I’ve actually been fretting about posting this blog entry. I wrote it and it has sat in my drafts folder for the last week or so. I guess I’m just afraid that people will get the wrong idea about my intentions and what my priorities are right now. But, I can’t run away from how I’m feeling! So here goes…
For the first time, I think ever, I’m feeling very “meh” about an audition. It’s a strange feeling! I’ve always been so passionate about my career and clarinet playing. I’m just not feeling it this time. Not too long ago, I was so motivated to get to a DC band, it was almost everything to me!
What changed? Well, the birth of my son probably has a lot to do with it!. All of the sudden, my life has shifted its focus onto this little human that I created, and not on my career. My needs or desires don’t seem to matter to me anymore. And I’m strangely ok with that.
And again, super honesty time. I’m sooooo in love with Hawaii. It seems selfish, but I don’t care. If I win this audition next month I would have to leave my current duty station early. And I just don’t want to do leave yet. In fact, I am trying to extend my tour here!
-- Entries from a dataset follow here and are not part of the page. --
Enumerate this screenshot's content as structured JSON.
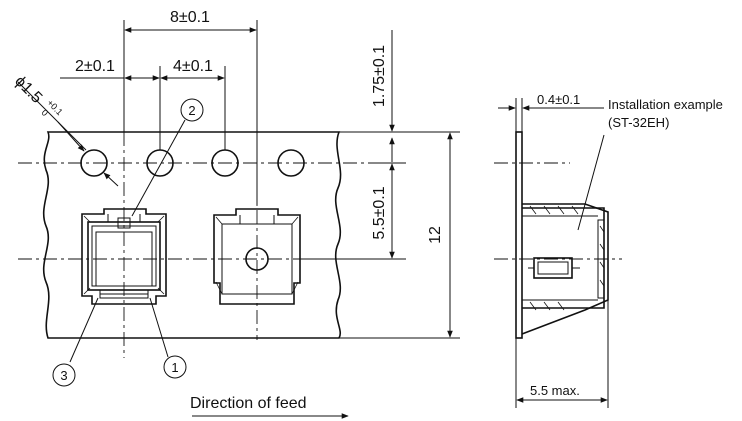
{
  "dimensions": {
    "pitch": "8±0.1",
    "sprocket_to_pocket": "2±0.1",
    "sprocket_pitch": "4±0.1",
    "hole_diameter": "ϕ1.5",
    "hole_diameter_tol_upper": "+0.1",
    "hole_diameter_tol_lower": "0",
    "edge_to_hole": "1.75±0.1",
    "hole_to_pocket_center": "5.5±0.1",
    "tape_width": "12",
    "tape_thickness": "0.4±0.1",
    "max_height": "5.5 max."
  },
  "callouts": {
    "one": "1",
    "two": "2",
    "three": "3"
  },
  "installation": {
    "line1": "Installation example",
    "line2": "(ST-32EH)"
  },
  "feed": {
    "label": "Direction of feed"
  }
}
With all that being said, I am still taking the audition, and I am still taking it very seriously. I’m still committing to the preparation and the intention to do well. I feel like I owe it to my past self, and probably my future self. I’ve had such big changes in my life as of late, I simply cannot trust that I truly know what’s best for me and my career right now. I mean, I am the sole breadwinner in my family right now. So it matters how my career unfolds, even though I don’t seem to really care right now.
I’ve officially completed “phase one” of my preparation, which is just woodshedding the technique of the excerpts. (Read my post about audition prep to see what my process is) I’m happy to say that everything is under my fingers. Is it good? Not really. But that’s what “phase two” is for…polishing! Also, there are several non-technical excerpts that I haven’t even touched yet. Luckily, the excerpts are not nearly as difficult as the last time I auditioned for the Navy Band, so I don’t feel as flustered and crazy stressed out as I did then. I’ve also noticed that I have had significantly less snarky social media posts about my preparation this time…this has been the only one so far:
When I look at it unbiasedly (is that a word?) everything about winning the audition is good for me in the long term: a promotion, permanent duty, being able to just play clarinet until retirement, etc. So obviously I’m going to try my best, because my family deserves that from me. But is my heart really in it? No. Not right now anyway. But who knows, maybe that will help my nerves when the time comes!